With this circuit arrangement, when one of the fire detector D₂ for instance detects a fire breakout and closes its contact d₂, the local relay N is operated to start the flickering of the indication lamp La. At the same time, the control relay A₂ also actuates its contacts a'₂ and a₂ to self-hold the control relay A₂ as well as to energize the timer T₂ and the actuator coil L₂ of the second operator OP₂, thereby actuating the fire prevention device, such as the fire shutter or the smoke exhausting opening, adapted to be operated by that operator OP₂. After this fire prevention device is completely operated, the limit switch SA₂ turns to the second position to deenergize the timer T₂ and the actuator coil L₂ and, simultaneously, energize the timer T₁ and the actuator coil L₁ of the preceeding or first operator OP₁ through the diode b₂ as well as the timer and the actuator coil of the subsequent or third operator through the diode b₁.

Thus, the operation of the fire prevention device starts from the operator associated with the fire detector that first detects the fire breakout and then shifts towards both ends of the system one by one on each side of the first operated operator until all the fire prevention devices involved in the system are completely operated. As in the previous embodiments, the indication lamp La is energized continuously after the operation of all the fire prevention devices, and if any of the fire prevention devices fail to operate completely, the remaining sound devices can successfully be operated due to the function of the timer T and its contact. This embodiment is preferable because it operates the fire prevention device that is the closest to the fire site and can operate the two neighbouring fire prevention devices on both sides of of the first-operated operator at the same time, enabling the system to more quickly and effectively prevent spreading of the fire site.

Claims

What is claimed is:

1. A system for operating fire prevention devices comprising a plurality of fire prevention device operators each comprising an actuator coil adapted to be energized in response to the operation of a fire detector directly or through another operator that has already been operated, means for deenergizing said energized actuator coil and energizing an actuator coil in another operator upon the completion of the operation of said fire prevention device associated with said energized actuator coil, means for deenergizing said energized actuator coil and energizing the actuator coil in said other operator when said fire prevention device associated with said energized actuator coil fails to complete its operation within a predetermined time, and an indication device which intermittently operates in response to the operation of said fire detectors and which continuously operates when all of said fire prevention devices complete their operations, said indication device operable by means disposed in the respective fire prevention devices.

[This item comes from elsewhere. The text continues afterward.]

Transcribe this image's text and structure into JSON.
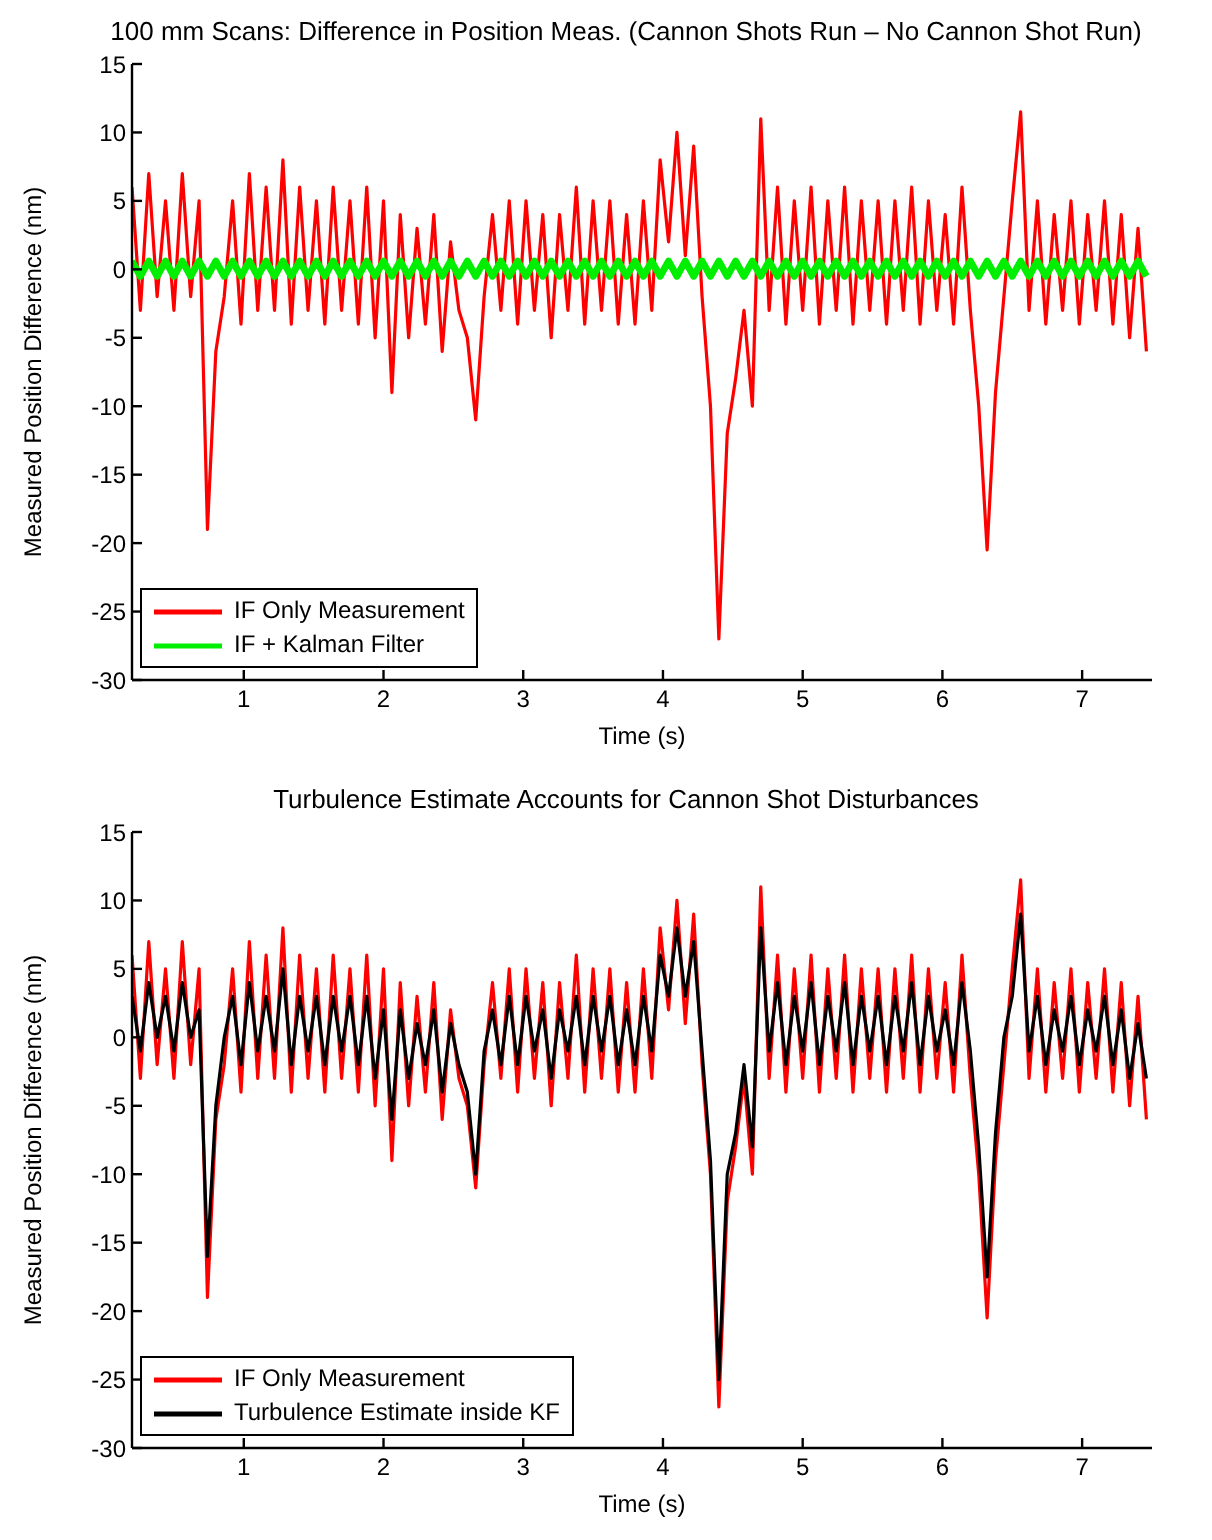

2. A system for operating fire prevention devices comprising a plurality of fire prevention device operators each comprising an actuator coil adapted to be energized in response to the operation of a fire detector directly or through another operator that has already been operated, means for deenergizing said energized actuator coil and energizing an actuator coil in another operator upon the completion of the operation of said fire prevention device associated with said energized actuator coil, means for deenergizing said energized actuator coil and energizing the actuator coil in said other operator when said fire prevention device associated with said energized actuator coil fails to complete its operation within a predetermined time, an indication device which intermittently operates in response to the operation of said fire detectors and which continuously operates when all of said fire prevention devices complete their operations, said indication device being an indication lamp connected to an electric source through a contact of a flicker relay operable in response to the operation of the fire detectors through a local relay and through a contact of a relay connected in parallel to said contact of said flicker relay and operable by series-connected limit switches each disposed in the respective fire prevention devices, said limit switches each including a contact adapted to be closed when said first prevention device completes its operation.